In [None]:
import sagemaker
import json
import pandas as pd
import boto3
from PIL import Image, ImageDraw
from io import BytesIO

In [None]:
sm_session = sagemaker.session.Session()
default_bucket = sm_session.default_bucket()
role = sagemaker.get_execution_role()

## Google's Open Images Dataset (v4)

Google publishes annotated images for ML at https://storage.googleapis.com/openimages/web/download_v4.html

Let's download the hierarchy as well as the annotations CSV file locally (not the full image dataset).

In [None]:
# Download and process the Open Images annotations.
!wget https://storage.googleapis.com/openimages/2018_04/test/test-annotations-bbox.csv
!wget https://storage.googleapis.com/openimages/2018_04/bbox_labels_600_hierarchy.json

## Bird images selection and copying

View the full hierarchy of images at: 

https://storage.googleapis.com/openimages/2018_04/bbox_labels_600_hierarchy_visualizer/circle.html

Entity >> Animal >> Bird >> [Specie of Bird]


In [None]:
with open("bbox_labels_600_hierarchy.json", "r") as f:
    hierarchy = json.load(f)
    
hierarchy

CLASS_NAME = "Bird"
BIRD_ID = "/m/015p6"
CLASS_NAME = "Animal"
ANIMAL_ID = "/m/0jbk"
N = 10 # How many images to take

In [None]:
entities = hierarchy['Subcategory']

animal_index = next((index for (index, d) in enumerate(entities) if d["LabelName"] == ANIMAL_ID), None)

animals = entities[animal_index]['Subcategory']

bird_index = next((index for (index, d) in enumerate(animals) if d["LabelName"] == BIRD_ID), None)

birds = animals[bird_index]['Subcategory']

bird_labels = [label['LabelName'] for label in birds]

In [None]:
images = pd.read_csv('./test-annotations-bbox.csv')

birds = images[images['LabelName'].isin(bird_labels)]

skip_these_images = ["251d4c429f6f9c39", "065ad49f98157c8d"]

birds_clean = birds[~birds['ImageID'].isin(skip_these_images)]

### Copying bird images to own S3 bucket

To be used with GrounTruth labelling jobs

In [None]:
s3 = boto3.client("s3")

unique_images = birds_clean.ImageID.unique()[0:N]

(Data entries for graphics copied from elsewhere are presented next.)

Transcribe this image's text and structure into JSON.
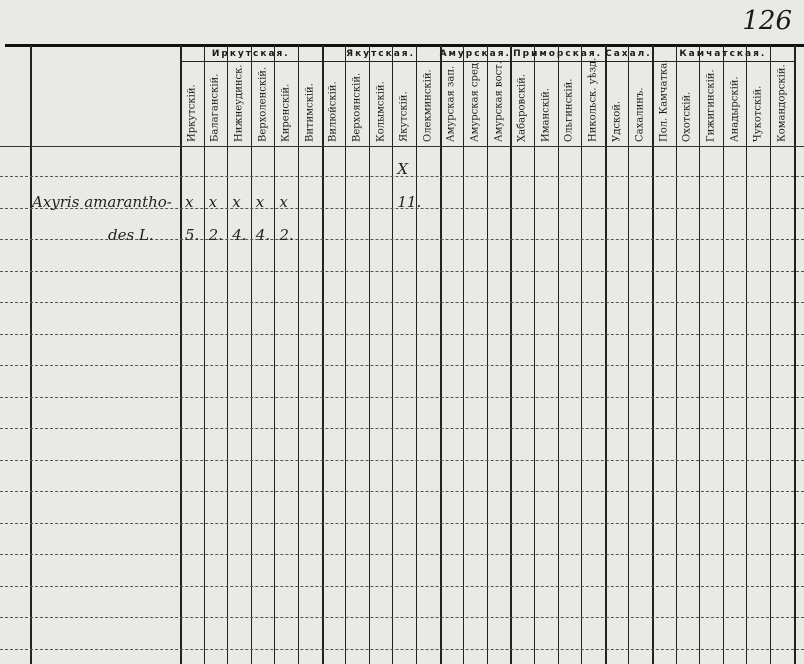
{
  "page_number": "126",
  "groups": [
    {
      "label": "Иркутская.",
      "columns": [
        "Иркутскій.",
        "Балаганскій.",
        "Нижнеудинск.",
        "Верхоленскій.",
        "Киренскій.",
        "Витимскій."
      ]
    },
    {
      "label": "Якутская.",
      "columns": [
        "Вилюйскій.",
        "Верхоянскій.",
        "Колымскій.",
        "Якутскій.",
        "Олекминскій."
      ]
    },
    {
      "label": "Амурская.",
      "columns": [
        "Амурская зап.",
        "Амурская сред.",
        "Амурская вост."
      ]
    },
    {
      "label": "Приморская.",
      "columns": [
        "Хабаровскій.",
        "Иманскій.",
        "Ольгинскій.",
        "Никольск. уѣзд."
      ]
    },
    {
      "label": "Сахал.",
      "columns": [
        "Удской.",
        "Сахалинъ."
      ]
    },
    {
      "label": "Камчатская.",
      "columns": [
        "Пол. Камчатка.",
        "Охотскій.",
        "Гижигинскій.",
        "Анадырскій.",
        "Чукотскій.",
        "Командорскій."
      ]
    }
  ],
  "entry": {
    "species_line1": "Axyris amarantho-",
    "species_line2": "des L.",
    "marks": [
      {
        "column": "Иркутскій.",
        "row1": "x",
        "row2": "5."
      },
      {
        "column": "Балаганскій.",
        "row1": "x",
        "row2": "2."
      },
      {
        "column": "Нижнеудинск.",
        "row1": "x",
        "row2": "4."
      },
      {
        "column": "Верхоленскій.",
        "row1": "x",
        "row2": "4."
      },
      {
        "column": "Киренскій.",
        "row1": "x",
        "row2": "2."
      },
      {
        "column": "Якутскій.",
        "row0": "X",
        "row1": "11."
      }
    ]
  }
}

for it, img_id in enumerate(unique_images):

    copy_source = {"Bucket": "open-images-dataset", "Key": "test/{}.jpg".format(img_id)}
    if it % 100 == 0:
        print("Copying image {} / {}".format(it, N))
    s3.copy(copy_source, default_bucket, "groundtruth_demo/images/{}.jpg".format(img_id))


## Create Manifest

Let's create a file with the images we wish to annotate

In [None]:
# Create and upload the input manifest.
manifest_name = "input.manifest"

BUCKET = default_bucket
PREFIX = "groundtruth_demo/images"

### Generate Manifest

In [None]:
with open(manifest_name, "w") as f:
    # Let's take first N images
    for it, img_id in enumerate(unique_images):
        img_json = {}
        img_path = "s3://{}/{}/{}.jpg".format(BUCKET, PREFIX, img_id)
        img_json['source-ref'] = img_path
        f.write(json.dumps(img_json)+'\n')

### Upload Manifest

In [None]:
PREFIX = "groundtruth_demo"
s3.upload_file(manifest_name, BUCKET, "{}/{}".format(PREFIX, manifest_name))
print("Uploaded manifest to s3://{}/{}/{}".format(BUCKET, PREFIX, manifest_name))

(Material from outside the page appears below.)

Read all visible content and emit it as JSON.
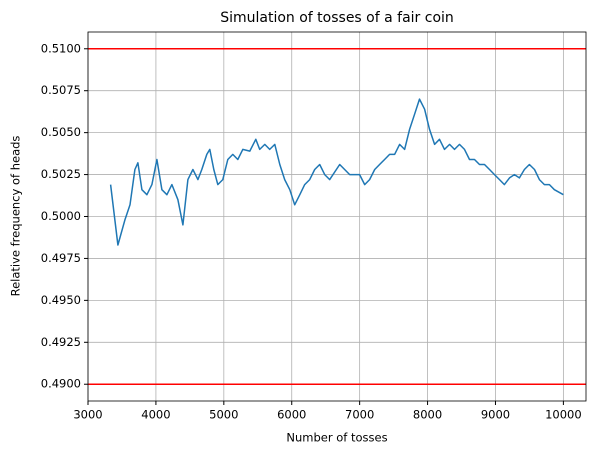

## Create Manifest with Bounding Boxes

First let's see if we can draw and calculate bounding boxes accurately with PIL image library

### Verify size conversion

In [None]:
# Let's get a list of unique img IDs from our list of clean images with bounding boxes
unique_images = birds_clean.ImageID.unique()

#Take first image, load into memory, and calculate width x height
img_id = unique_images[10]
image_bytes = s3.get_object(Bucket="open-images-dataset", Key="test/{}.jpg".format(img_id))['Body'].read()
img = Image.open(BytesIO(image_bytes))
width, height = img.size

#Get all bounding boxes defined for this image
bboxes = birds_clean.loc[birds_clean['ImageID'] == img_id][['XMin', 'XMax', 'YMin', 'YMax']]

#Now for each bounding box draw a rectangle, multiplying the normalised X and Y Min and Max values by width and height
for index, bbox in bboxes.iterrows():
    draw = ImageDraw.Draw(img)
    draw.rectangle(((bbox.XMin*width, bbox.YMin*height), (bbox.XMax*width, bbox.YMax*height)), outline="red")

#And display image
img

### Generate Annotated Manifest

Now let's do this for all images and generate the Ground Truth manifest

In [None]:
# Create and upload the input manifest.
manifest_name = "annotated_input.manifest"

BUCKET = default_bucket
PREFIX = "groundtruth_demo/images"
LABELING_JOB_NAME = "labeling-job-name"

with open(manifest_name, "w") as f:
    
    # Let's take first N images
    N = 10
    
    for it, img_id in enumerate(unique_images[0:N]):
        
        img_json = {}
        
        bboxes = birds_clean.loc[birds_clean['ImageID'] == img_id][['XMin', 'XMax', 'YMin', 'YMax']]
        img_path = "s3://{}/{}/{}.jpg".format(BUCKET, PREFIX, img_id)
        image_bytes = s3.get_object(Bucket=BUCKET, Key="{}/{}.jpg".format(PREFIX, img_id))['Body'].read()
        img = Image.open(BytesIO(image_bytes))
        width, height = img.size
        img_json['source-ref'] = img_path
        img_json[LABELING_JOB_NAME] = {}
        img_json[LABELING_JOB_NAME+'-metadata'] = {}
        img_json[LABELING_JOB_NAME+'-metadata']['objects'] = []
        img_json[LABELING_JOB_NAME]['image_size'] = [{"width": width, "height": height, "depth": 3}]
        img_json[LABELING_JOB_NAME]['annotations'] = []
        for it, bbox in bboxes.iterrows():
            img_json[LABELING_JOB_NAME]['annotations'].append(
                {"class_id": 0,
                 "top": round(bbox.YMin * height),
                 "left": round(bbox.XMin * width),
                 "height": round((bbox.YMax-bbox.YMin) * height),
                 "width": round((bbox.XMax - bbox.XMin) * width),
                }
            )
            img_json[LABELING_JOB_NAME+'-metadata']['objects'].append(
                {"confidence": 0}
            )
        img_json[LABELING_JOB_NAME+'-metadata']["class-map"] = {}
        img_json[LABELING_JOB_NAME+'-metadata']["class-map"]["0"] = "bird"
        img_json[LABELING_JOB_NAME+'-metadata']["type"] = "groundtruth/object-detection"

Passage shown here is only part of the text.